Lo dejé después de la última discusión que tuve con mi mamá.
Y todo empezó como aquí, callado, pero a medida que pasó el tiempo el sonido disminuyó el espacio.
Cada vez había más ruido, y menos espacio para habitar.
Como en mi cabeza, que desde que empezaron a zumbarme los oídos no hay espacio para mí, todo está ocupado por el ruido ensordecedor que produce la vibración de las alas de un insecto.
Aunque los tres, los cuartos, y mi cabeza, además de contenerme, tienen algo en común.
Y no es que tienen una cama, ni que me ponen en exhibición a otras personas o a los árboles.
Ni que me han visto o hecho llorar, ni que me han visto o hecho reir.

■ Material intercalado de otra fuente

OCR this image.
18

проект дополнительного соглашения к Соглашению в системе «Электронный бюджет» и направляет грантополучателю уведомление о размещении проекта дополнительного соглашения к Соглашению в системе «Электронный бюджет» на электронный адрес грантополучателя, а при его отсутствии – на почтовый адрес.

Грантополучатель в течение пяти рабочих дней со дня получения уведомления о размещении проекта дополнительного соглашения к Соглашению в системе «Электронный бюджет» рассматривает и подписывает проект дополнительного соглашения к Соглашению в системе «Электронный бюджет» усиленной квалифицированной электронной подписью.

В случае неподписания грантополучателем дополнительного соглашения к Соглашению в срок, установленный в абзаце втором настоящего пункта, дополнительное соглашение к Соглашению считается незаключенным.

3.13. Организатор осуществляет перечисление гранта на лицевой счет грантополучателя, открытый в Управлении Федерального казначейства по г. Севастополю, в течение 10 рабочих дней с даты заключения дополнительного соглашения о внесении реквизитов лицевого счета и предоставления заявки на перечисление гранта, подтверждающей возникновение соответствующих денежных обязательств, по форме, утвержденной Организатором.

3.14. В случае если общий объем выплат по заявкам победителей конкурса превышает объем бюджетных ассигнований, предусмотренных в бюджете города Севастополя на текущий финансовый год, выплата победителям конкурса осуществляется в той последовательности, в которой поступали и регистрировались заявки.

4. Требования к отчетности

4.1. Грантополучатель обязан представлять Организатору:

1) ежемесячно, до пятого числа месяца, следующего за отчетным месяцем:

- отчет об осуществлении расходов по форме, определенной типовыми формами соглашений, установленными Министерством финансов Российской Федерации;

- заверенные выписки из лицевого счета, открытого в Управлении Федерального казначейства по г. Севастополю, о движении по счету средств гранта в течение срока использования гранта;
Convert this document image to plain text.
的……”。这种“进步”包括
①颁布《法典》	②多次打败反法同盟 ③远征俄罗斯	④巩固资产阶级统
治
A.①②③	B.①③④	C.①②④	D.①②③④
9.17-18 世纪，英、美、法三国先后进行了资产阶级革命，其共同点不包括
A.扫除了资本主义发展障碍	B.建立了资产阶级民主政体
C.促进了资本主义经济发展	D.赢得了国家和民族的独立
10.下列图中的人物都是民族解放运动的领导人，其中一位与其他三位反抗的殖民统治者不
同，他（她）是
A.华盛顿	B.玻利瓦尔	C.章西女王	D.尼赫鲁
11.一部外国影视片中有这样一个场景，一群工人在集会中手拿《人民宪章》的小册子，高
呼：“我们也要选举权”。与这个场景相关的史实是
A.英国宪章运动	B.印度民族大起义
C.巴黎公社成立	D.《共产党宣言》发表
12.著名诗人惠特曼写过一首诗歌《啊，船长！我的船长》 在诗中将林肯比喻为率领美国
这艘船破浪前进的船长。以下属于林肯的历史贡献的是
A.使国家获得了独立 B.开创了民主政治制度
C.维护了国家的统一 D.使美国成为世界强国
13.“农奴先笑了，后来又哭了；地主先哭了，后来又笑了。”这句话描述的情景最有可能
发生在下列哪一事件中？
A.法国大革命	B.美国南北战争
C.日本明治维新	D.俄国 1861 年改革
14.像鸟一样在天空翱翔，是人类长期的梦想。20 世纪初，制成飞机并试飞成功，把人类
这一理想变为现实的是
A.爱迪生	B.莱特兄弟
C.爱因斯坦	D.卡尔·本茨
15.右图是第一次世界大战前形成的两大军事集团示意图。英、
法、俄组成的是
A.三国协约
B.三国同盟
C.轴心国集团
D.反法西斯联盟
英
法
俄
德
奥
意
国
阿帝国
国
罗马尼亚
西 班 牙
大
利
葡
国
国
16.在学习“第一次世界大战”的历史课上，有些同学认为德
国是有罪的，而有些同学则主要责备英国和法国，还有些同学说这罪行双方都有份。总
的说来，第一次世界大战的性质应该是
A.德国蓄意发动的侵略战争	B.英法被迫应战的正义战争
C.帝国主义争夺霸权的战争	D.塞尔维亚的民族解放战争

Ni que han visto gente entrar y salir, y a muchos no los volvió a ver entrar y a pocos no los volvió a ver salir.
Ni las fluctuaciones de peso, ni las veces que confundí sustancias corrosivas por agua para beber.
Ni los estados de embriaguez.
No son las tusas, ni los duelos, ni las tristezas, ni las alegrías, ni las ganancias.
Es que aunque la cama haya cambiado, ningún cuarto va a ser testigo de un ciclo de sueño normal. Y por más prístino que esté, algún acto siempre va a terminar oscureciendo la madera del piso y de las puertas, por eso siempre nos terminamos mudando, porque el cuarto es siempre el reflejo del alma, que solo sirve mientras las paredes están pulcras y sin manchas y sean dignas de decorar.
Por eso no sé cómo se ven los árboles desde arriba, porque mi cuarto solo lo adornan las bases de los árboles, y si fuera más arriba lo adornaría también el cielo y podría hacerme una idea falsa de libertad, que ya no existe, terminaría volviendo más pronto que tarde de color azabache la madera beige que decora mi cuarto y entonces sería más difícil dormir, porque ya se habría dañado otro cuarto más.
Pero la solución no está en cambiar de casa, ni de cuarto, ni de edificio, ni de cabeza, porque no se puede. Está en aprender a vivir con el ruido, con el zumbido, con el piso y las paredes opacadas, porque, aún cuando el cuarto es el único sitio donde se puede estar, la presencia no hace la decadencia más veloz, si no menos llevadera.